Gerçekten de şuana kadar gördüğüm en tatlı ve kibar kız çocuğuydu sanki hareketleriyle aslında göründüğünden daha büyük olduğunu ispatlamak ister gibiydi.
"Adın ne senin?"
Elinden tutup onu dondurmacıya götürürken aynı zamanda da soru soruyordum.
"Melisa"
"Ne güzel isim"
"Teşekkürler"
Teşekkür etmeyide ihmal etmiyordu.Ben bu çocuğu yerim ya.
"Buraya kiminle geldin Melisa?"
"Abimle aslında şeyy ben çocuk yurdunda kalıyorum oda bana abilik yapıyor."
Gerçekten çoj etkileyici biriydi.Tanımadığı bir çocukla sanki öz kardeşi gibi ilgileniyor ve onu mutlu etmeye çalışıyordu.Ona dondurmasını aldıktan sonra kafeye bir masaya yerleştirdim ve lavaboya gitmem gerektiğini ve burada beklemesini söyledim.Dondurma lekesini temizlemem gerekiyordu.Hızlı davranıyordum çocukla daha çok sohbet etmek istiyordum.Biraz uğraştıktan sonra hallettim çok büyük bir leke değildi.Geri döndüğümde masada soğukkanlıda oturuyordu.Yanlarına yaklaştım.

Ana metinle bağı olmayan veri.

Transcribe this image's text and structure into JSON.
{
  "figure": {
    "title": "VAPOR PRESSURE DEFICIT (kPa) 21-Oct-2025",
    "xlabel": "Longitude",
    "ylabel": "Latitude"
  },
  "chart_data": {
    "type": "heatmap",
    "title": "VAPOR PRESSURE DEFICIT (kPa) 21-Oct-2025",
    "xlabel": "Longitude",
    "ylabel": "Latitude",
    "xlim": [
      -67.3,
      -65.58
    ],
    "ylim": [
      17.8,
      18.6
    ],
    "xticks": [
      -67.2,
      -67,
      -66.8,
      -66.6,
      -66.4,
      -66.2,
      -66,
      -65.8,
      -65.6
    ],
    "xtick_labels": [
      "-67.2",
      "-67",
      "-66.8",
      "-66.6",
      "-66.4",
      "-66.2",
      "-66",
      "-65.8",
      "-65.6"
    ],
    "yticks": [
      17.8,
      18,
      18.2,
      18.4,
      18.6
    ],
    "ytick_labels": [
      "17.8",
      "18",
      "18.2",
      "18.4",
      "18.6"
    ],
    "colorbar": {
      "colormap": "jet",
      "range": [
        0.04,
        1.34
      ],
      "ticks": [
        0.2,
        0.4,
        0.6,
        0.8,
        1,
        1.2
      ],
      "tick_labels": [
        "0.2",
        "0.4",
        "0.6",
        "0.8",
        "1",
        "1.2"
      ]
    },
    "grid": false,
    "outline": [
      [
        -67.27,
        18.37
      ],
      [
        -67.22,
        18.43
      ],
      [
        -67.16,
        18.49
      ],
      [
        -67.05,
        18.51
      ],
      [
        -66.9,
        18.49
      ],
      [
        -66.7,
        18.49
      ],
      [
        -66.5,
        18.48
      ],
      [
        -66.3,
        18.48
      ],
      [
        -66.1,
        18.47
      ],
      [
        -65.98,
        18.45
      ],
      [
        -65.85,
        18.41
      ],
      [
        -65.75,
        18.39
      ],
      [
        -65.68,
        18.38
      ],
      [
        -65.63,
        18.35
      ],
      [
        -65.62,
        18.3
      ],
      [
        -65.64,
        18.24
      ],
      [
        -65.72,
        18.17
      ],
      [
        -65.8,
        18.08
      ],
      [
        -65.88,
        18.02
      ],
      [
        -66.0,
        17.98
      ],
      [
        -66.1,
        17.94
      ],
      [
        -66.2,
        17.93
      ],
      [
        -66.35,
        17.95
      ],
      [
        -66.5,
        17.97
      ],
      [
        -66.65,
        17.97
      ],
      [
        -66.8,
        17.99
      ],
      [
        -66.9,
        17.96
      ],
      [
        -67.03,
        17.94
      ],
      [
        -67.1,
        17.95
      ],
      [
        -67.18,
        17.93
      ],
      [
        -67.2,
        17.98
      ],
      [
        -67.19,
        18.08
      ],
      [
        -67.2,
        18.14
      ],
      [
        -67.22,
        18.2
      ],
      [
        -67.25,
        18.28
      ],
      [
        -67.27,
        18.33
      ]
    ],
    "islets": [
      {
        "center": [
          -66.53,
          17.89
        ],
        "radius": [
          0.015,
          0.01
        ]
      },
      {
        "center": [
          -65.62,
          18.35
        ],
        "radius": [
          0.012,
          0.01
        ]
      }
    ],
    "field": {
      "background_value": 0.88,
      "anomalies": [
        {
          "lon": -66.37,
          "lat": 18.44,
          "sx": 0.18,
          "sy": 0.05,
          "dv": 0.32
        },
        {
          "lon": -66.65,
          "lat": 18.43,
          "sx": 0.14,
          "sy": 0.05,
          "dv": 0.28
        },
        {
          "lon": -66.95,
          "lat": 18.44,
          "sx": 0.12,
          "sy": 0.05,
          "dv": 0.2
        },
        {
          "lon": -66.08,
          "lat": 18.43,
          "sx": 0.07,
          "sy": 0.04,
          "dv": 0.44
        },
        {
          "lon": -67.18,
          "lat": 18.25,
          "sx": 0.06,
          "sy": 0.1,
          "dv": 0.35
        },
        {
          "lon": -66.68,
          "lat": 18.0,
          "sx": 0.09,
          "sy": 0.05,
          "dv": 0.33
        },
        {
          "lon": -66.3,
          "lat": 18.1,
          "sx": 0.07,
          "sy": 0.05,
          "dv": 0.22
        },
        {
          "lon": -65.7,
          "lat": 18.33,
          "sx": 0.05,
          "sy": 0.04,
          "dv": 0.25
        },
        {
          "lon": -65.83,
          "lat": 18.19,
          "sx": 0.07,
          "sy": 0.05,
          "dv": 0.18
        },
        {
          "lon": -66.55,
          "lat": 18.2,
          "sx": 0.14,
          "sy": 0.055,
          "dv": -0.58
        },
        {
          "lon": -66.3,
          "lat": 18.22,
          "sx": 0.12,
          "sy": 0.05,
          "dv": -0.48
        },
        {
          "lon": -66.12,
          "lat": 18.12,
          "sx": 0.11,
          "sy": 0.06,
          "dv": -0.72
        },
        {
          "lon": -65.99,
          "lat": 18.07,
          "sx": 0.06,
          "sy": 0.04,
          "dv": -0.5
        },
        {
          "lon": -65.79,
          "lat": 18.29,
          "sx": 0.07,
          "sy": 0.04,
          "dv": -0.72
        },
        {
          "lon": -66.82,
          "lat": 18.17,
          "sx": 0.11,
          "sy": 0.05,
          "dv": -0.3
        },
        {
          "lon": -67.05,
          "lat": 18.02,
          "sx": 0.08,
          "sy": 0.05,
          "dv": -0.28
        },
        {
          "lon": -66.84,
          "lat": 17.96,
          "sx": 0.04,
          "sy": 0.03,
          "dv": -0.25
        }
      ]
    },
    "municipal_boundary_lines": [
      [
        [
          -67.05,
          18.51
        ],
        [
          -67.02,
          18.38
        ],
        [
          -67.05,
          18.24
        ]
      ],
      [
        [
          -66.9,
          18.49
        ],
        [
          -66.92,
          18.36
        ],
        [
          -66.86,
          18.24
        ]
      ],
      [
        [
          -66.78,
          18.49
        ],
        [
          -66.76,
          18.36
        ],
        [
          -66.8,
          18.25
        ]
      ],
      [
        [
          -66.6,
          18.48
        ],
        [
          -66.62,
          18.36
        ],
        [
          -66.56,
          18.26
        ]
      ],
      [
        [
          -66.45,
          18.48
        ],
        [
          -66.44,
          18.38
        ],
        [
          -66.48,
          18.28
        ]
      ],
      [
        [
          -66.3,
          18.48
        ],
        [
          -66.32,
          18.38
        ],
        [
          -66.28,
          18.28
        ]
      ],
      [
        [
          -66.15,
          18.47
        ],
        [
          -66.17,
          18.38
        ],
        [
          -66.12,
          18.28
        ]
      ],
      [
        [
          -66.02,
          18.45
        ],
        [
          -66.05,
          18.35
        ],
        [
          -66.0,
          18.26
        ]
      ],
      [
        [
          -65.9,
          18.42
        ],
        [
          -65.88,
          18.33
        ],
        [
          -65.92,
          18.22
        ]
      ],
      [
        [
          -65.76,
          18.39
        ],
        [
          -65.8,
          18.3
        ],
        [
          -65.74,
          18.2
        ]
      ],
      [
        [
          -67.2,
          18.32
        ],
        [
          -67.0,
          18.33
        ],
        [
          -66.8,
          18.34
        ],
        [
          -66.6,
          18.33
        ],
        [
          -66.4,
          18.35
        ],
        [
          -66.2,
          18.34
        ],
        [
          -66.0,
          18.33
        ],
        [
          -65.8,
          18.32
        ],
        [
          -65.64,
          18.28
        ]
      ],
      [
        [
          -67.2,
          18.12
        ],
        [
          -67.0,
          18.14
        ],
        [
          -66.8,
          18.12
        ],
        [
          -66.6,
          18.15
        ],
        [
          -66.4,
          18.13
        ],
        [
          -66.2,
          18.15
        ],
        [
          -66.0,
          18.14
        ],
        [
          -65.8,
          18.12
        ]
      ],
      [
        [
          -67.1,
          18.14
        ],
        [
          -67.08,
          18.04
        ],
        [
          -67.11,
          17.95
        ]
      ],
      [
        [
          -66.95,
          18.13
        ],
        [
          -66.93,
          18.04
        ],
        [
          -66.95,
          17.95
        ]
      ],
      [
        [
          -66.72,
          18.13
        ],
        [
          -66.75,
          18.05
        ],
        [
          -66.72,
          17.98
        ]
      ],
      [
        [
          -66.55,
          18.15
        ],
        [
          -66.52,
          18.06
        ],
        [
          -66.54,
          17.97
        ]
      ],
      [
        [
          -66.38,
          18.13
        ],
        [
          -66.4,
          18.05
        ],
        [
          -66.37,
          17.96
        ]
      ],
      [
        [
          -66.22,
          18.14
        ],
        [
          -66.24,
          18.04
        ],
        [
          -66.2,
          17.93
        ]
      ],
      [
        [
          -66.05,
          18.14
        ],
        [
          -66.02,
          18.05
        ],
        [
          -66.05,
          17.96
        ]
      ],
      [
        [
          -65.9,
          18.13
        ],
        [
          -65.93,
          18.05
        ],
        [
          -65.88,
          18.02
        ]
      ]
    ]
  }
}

"İlgilendiğin için teşekkür ederim dedi."
"Önemli değil.Seninle vakit geçirmek güzeldi küçük bayan"dedim.En sevimli halimle.
Eylül'ün gelmesiyle ortamdan ayrıldım.Ses tonu çok güzeldi yumuşak ve karizmatikti.Ben bunları düşünürken Eylül düşüncelerimi dağıttı.
"Hadi sıra bizde"
Rangerde sırası bitenler dağılıyordu.Bizde istediğimiz sıraya yerleştik.Gerçekten çok keyifliydi gülerek rangerden ayrıldık.
"Ya Alya hadi korku trenine binelim."
Korku treni karanlık olur.Hiç niyetim yok.
"Eylül ısrar ediyor bir yandan da beni sürüklüyordu o tarafa doğru.
"Ya çocukluğumuzdan beridir hiç bir kez bile binmedik lütfenn...bir kez"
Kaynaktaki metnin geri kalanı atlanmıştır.